Answear wchodzi w fazę monetyzacji swoich inwestycji. Liczba marek premium w naszej ofercie znacząco wzrosła – mówią Krzysztof Bajołek i Jacek Dziaduś
Po intensywnym okresie inwestycji Answear przechodzi do kolejnego etapu rozwoju – skalowania biznesu, doskonalenia oferty i monetyzacji wcześniejszych działań. Jak podkreślają Krzysztof Bajołek, prezes zarządu, oraz Jacek Dziaduś, dyrektor finansowy spółki, kluczowe znaczenie mają teraz efektywność operacyjna, integracja przejętej spółki PRM oraz konsekwentna premiumizacja oferty.
W rozmowie poruszamy m.in. tematy związane z:
- rozbudową portfolio marek premium i strategią ich pozyskiwania,
- planami wobec PRM na 2025 rok,
- zakończeniem etapu wzmożonych inwestycji i przejściem do fazy rozliczania efektów,
- kondycją konsumentów na różnych rynkach,
- potencjalnym wpływem wojny handlowej i amerykańskich ceł na działalność spółki.
Wyniki finansowe Answear za I kwartał 2025 roku i plany rozwoju [Webinar z zarządem spółki]
Paweł Biedrzycki: Od przejęcia PRM mijają dokładnie 2 lata. Co ta transakcja dała grupie Answear i czy możemy już mówić, że rok 2025 będzie tym, w którym przejęte aktywa zaczną się dokładać do wyników całej grupy?
Krzysztof Bajołek: Przejęcie PRM to element naszej większej strategii polegającej na przesunięciu pozycjonowania spółki do segmentu premium i ta inwestycja świetnie wpisywała się w tę strategię. Po dwóch latach zrealizowane działania potwierdzają, że podjęty wysiłek miał sens i cele pokładane w tym projekcie zostały osiągnięte. Pozyskaliśmy dużo nowych marek do oferty PRM i dzięki temu niektóre również do sklepu Answear. Naszym celem było zwiększenie ilości marek premium w ofercie i tym samym przesunięcie tego jak Answear jest postrzegany. Nie chcemy bezpośrednio konkurować z podmiotami typu Zalando, Modivo czy About You.
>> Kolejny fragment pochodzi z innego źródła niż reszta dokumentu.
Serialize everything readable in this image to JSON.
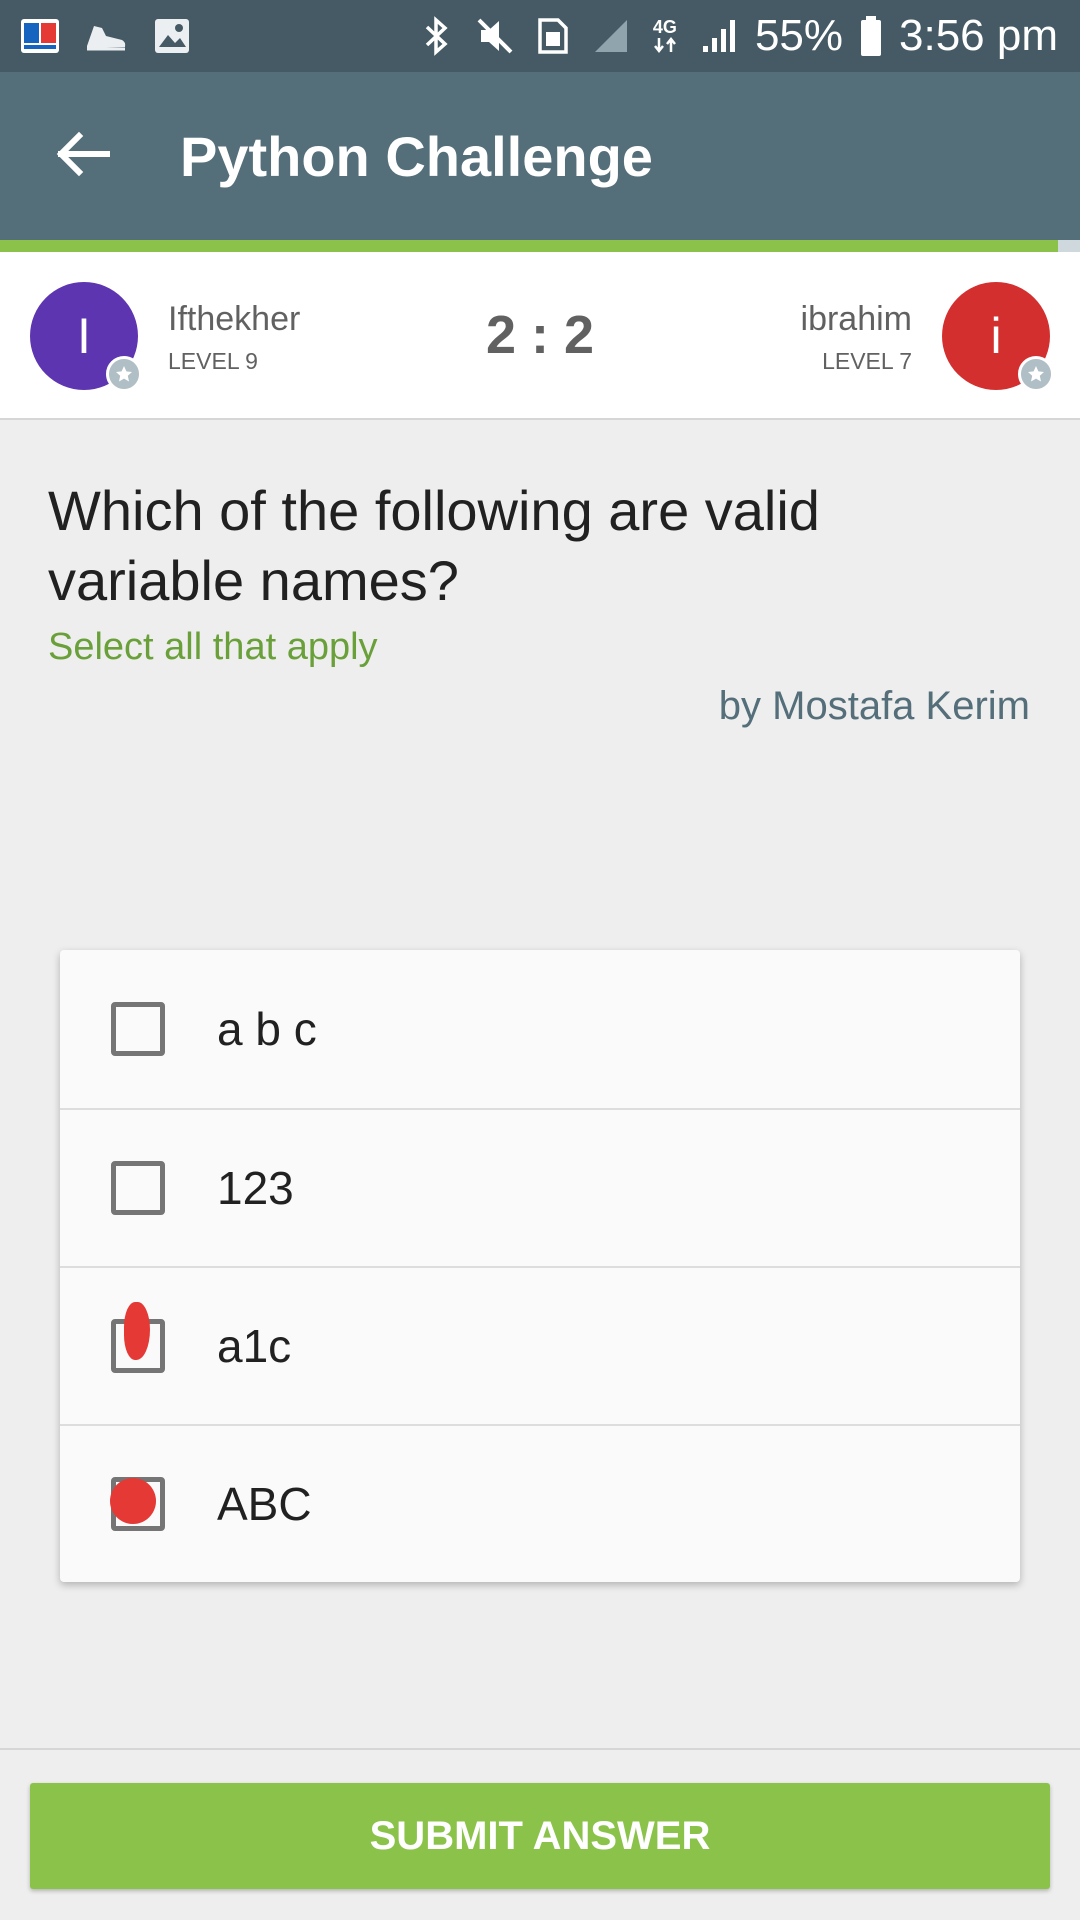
{
  "status_bar": {
    "battery": "55%",
    "time": "3:56 pm",
    "network": "4G",
    "left_icons": [
      "dictionary-app-icon",
      "shoe-app-icon",
      "gallery-icon"
    ],
    "right_icons": [
      "bluetooth-icon",
      "mute-icon",
      "sim-icon",
      "signal-icon",
      "data-4g-icon",
      "signal-bars-icon",
      "battery-icon"
    ]
  },
  "app_bar": {
    "title": "Python Challenge",
    "back_icon": "arrow-left-icon",
    "background": "#546e7a"
  },
  "match": {
    "player_left": {
      "initial": "I",
      "name": "Ifthekher",
      "level": "LEVEL 9",
      "color": "#5e35b1"
    },
    "player_right": {
      "initial": "i",
      "name": "ibrahim",
      "level": "LEVEL 7",
      "color": "#d32f2f"
    },
    "score": "2 : 2",
    "badge_icon": "star-icon"
  },
  "question": {
    "text": "Which of the following are valid variable names?",
    "hint": "Select all that apply",
    "author": "by Mostafa Kerim"
  },
  "options": [
    {
      "label": "a b c",
      "marked": false
    },
    {
      "label": "123",
      "marked": false
    },
    {
      "label": "a1c",
      "marked": true
    },
    {
      "label": "ABC",
      "marked": true
    }
  ],
  "submit": {
    "label": "SUBMIT ANSWER",
    "color": "#8bc34a"
  },
  "colors": {
    "accent_green": "#8bc34a",
    "hint_green": "#6aa03a",
    "mark_red": "#e53935"
  }
}
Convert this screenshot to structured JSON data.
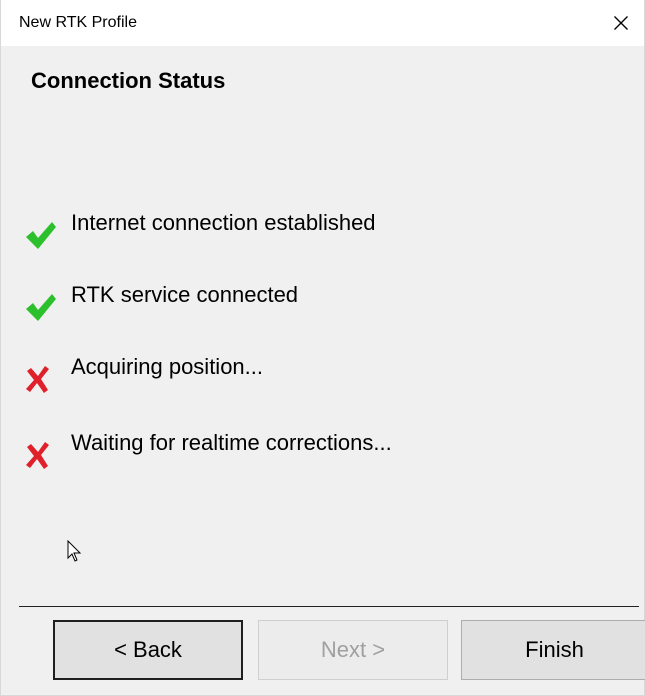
{
  "window": {
    "title": "New RTK Profile"
  },
  "heading": "Connection Status",
  "statuses": [
    {
      "label": "Internet connection established",
      "state": "ok"
    },
    {
      "label": "RTK service connected",
      "state": "ok"
    },
    {
      "label": "Acquiring position...",
      "state": "pending"
    },
    {
      "label": "Waiting for realtime corrections...",
      "state": "pending"
    }
  ],
  "buttons": {
    "back": "< Back",
    "next": "Next >",
    "finish": "Finish"
  },
  "icons": {
    "ok": "checkmark-icon",
    "pending": "x-mark-icon",
    "close": "close-icon"
  },
  "colors": {
    "ok": "#2cc12c",
    "pending": "#e0202a"
  }
}
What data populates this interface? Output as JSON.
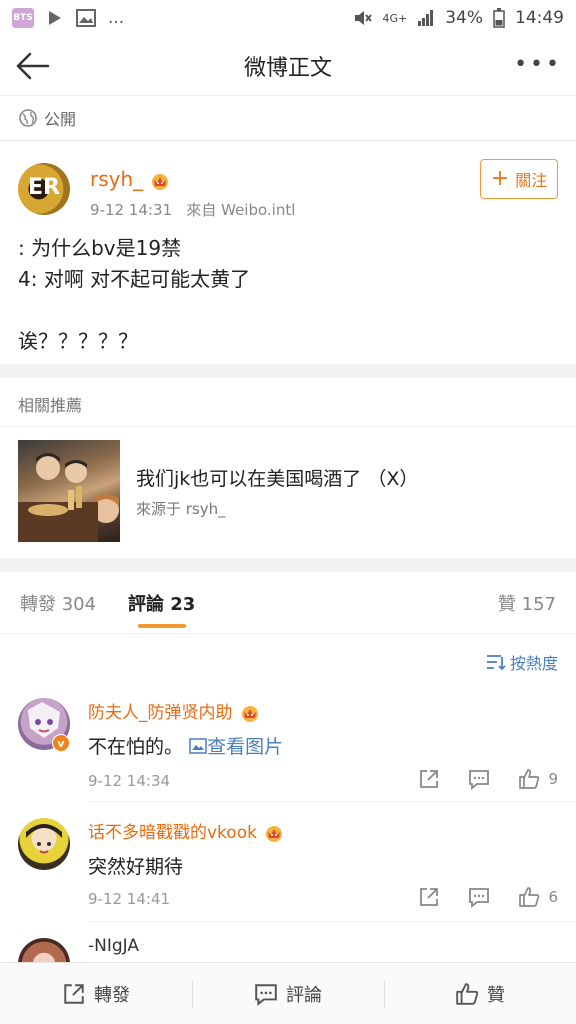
{
  "status_bar": {
    "dots": "...",
    "network": "4G+",
    "battery": "34%",
    "time": "14:49",
    "app_badge": "BTS"
  },
  "nav": {
    "title": "微博正文"
  },
  "visibility": {
    "label": "公開"
  },
  "post": {
    "username": "rsyh_",
    "time": "9-12 14:31",
    "source": "來自 Weibo.intl",
    "follow_label": "關注",
    "text": ": 为什么bv是19禁\n4: 对啊 对不起可能太黄了\n\n诶？？？？？"
  },
  "related": {
    "heading": "相關推薦",
    "item_title": "我们jk也可以在美国喝酒了 （X）",
    "item_source": "來源于 rsyh_"
  },
  "tabs": {
    "repost": "轉發 304",
    "comments": "評論 23",
    "likes": "贊 157"
  },
  "sort_label": "按熱度",
  "comments": [
    {
      "name": "防夫人_防弹贤内助",
      "text": "不在怕的。",
      "link": "查看图片",
      "time": "9-12 14:34",
      "likes": "9"
    },
    {
      "name": "话不多暗戳戳的vkook",
      "text": "突然好期待",
      "time": "9-12 14:41",
      "likes": "6"
    },
    {
      "name": "-NIgJA"
    }
  ],
  "bottom_bar": {
    "repost": "轉發",
    "comment": "評論",
    "like": "贊"
  },
  "colors": {
    "accent_orange": "#e86b0f",
    "link_blue": "#4a7fc0",
    "tab_underline": "#f09a2e"
  }
}
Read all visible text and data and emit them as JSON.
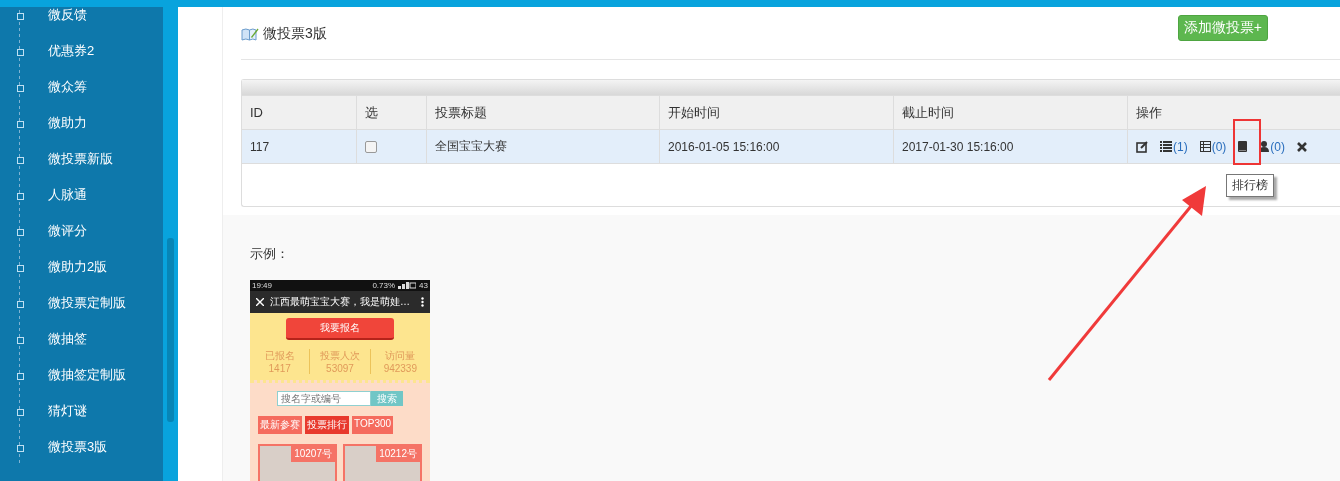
{
  "sidebar": {
    "items": [
      {
        "label": "微反馈"
      },
      {
        "label": "优惠券2"
      },
      {
        "label": "微众筹"
      },
      {
        "label": "微助力"
      },
      {
        "label": "微投票新版"
      },
      {
        "label": "人脉通"
      },
      {
        "label": "微评分"
      },
      {
        "label": "微助力2版"
      },
      {
        "label": "微投票定制版"
      },
      {
        "label": "微抽签"
      },
      {
        "label": "微抽签定制版"
      },
      {
        "label": "猜灯谜"
      },
      {
        "label": "微投票3版"
      }
    ]
  },
  "page": {
    "title": "微投票3版",
    "add_button": "添加微投票+"
  },
  "table": {
    "columns": [
      "ID",
      "选",
      "投票标题",
      "开始时间",
      "截止时间",
      "操作"
    ],
    "rows": [
      {
        "id": "117",
        "checked": false,
        "title": "全国宝宝大赛",
        "start": "2016-01-05 15:16:00",
        "end": "2017-01-30 15:16:00",
        "actions": [
          {
            "kind": "edit"
          },
          {
            "kind": "list",
            "count": "(1)"
          },
          {
            "kind": "table",
            "count": "(0)"
          },
          {
            "kind": "book"
          },
          {
            "kind": "person",
            "count": "(0)"
          },
          {
            "kind": "delete"
          }
        ]
      }
    ]
  },
  "tooltip": "排行榜",
  "example": {
    "label": "示例：",
    "phone": {
      "status": {
        "time": "19:49",
        "speed": "0.73%",
        "battery": "43"
      },
      "title": "江西最萌宝宝大赛，我是萌娃…",
      "signup_button": "我要报名",
      "stats": [
        {
          "label": "已报名",
          "value": "1417"
        },
        {
          "label": "投票人次",
          "value": "53097"
        },
        {
          "label": "访问量",
          "value": "942339"
        }
      ],
      "search": {
        "placeholder": "搜名字或编号",
        "button": "搜索"
      },
      "tabs": [
        {
          "label": "最新参赛",
          "selected": false
        },
        {
          "label": "投票排行",
          "selected": true
        },
        {
          "label": "TOP300",
          "selected": false
        }
      ],
      "entries": [
        {
          "badge": "10207号"
        },
        {
          "badge": "10212号"
        }
      ]
    }
  }
}
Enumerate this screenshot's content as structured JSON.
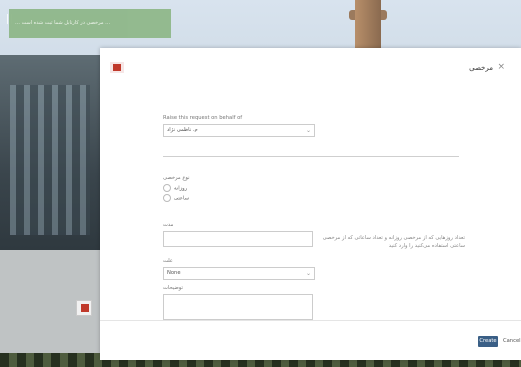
{
  "ticker": {
    "text": "… مرخصی در کارتابل شما ثبت شده است …"
  },
  "modal": {
    "title": "مرخصی",
    "close_label": "×",
    "raise_on_behalf": {
      "label": "Raise this request on behalf of",
      "value": "م. ناظمی نژاد"
    },
    "leave_type": {
      "label": "نوع مرخصی",
      "options": [
        "روزانه",
        "ساعتی"
      ]
    },
    "duration": {
      "label": "مدت",
      "value": ""
    },
    "duration_help": "تعداد روزهایی که از مرخصی روزانه و تعداد ساعاتی که از مرخصی ساعتی استفاده می‌کنید را وارد کنید",
    "reason": {
      "label": "علت",
      "value": "None"
    },
    "description": {
      "label": "توضیحات",
      "value": ""
    },
    "footer": {
      "create_label": "Create",
      "cancel_label": "Cancel"
    }
  },
  "colors": {
    "primary_button": "#3a5f86",
    "ticker_bg": "#8fb78a",
    "logo_red": "#c0392b"
  }
}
Chcieliśmy przejść do segmentu wyższego, gdzie konkurencja w naszej części Europy jest dużo mniejsza, i wydaje się, że skutecznie to zrobiliśmy.
Co było najtrudniejsze w tym procesie?
KB: Kluczowa w tym procesie jest umiejętność pozyskiwania marek. Marki z segmentu premium są dystrybuowane bardzo selektywnie i proces ich pozyskiwania jest wymagający i czasochłonny. Trzeba wykazać się pewnymi unikatowymi zasobami na rynku, a PRM skutecznie pomógł nam w tym zadaniu, tak samo jak nasze concept story, które otworzyliśmy również w tym celu.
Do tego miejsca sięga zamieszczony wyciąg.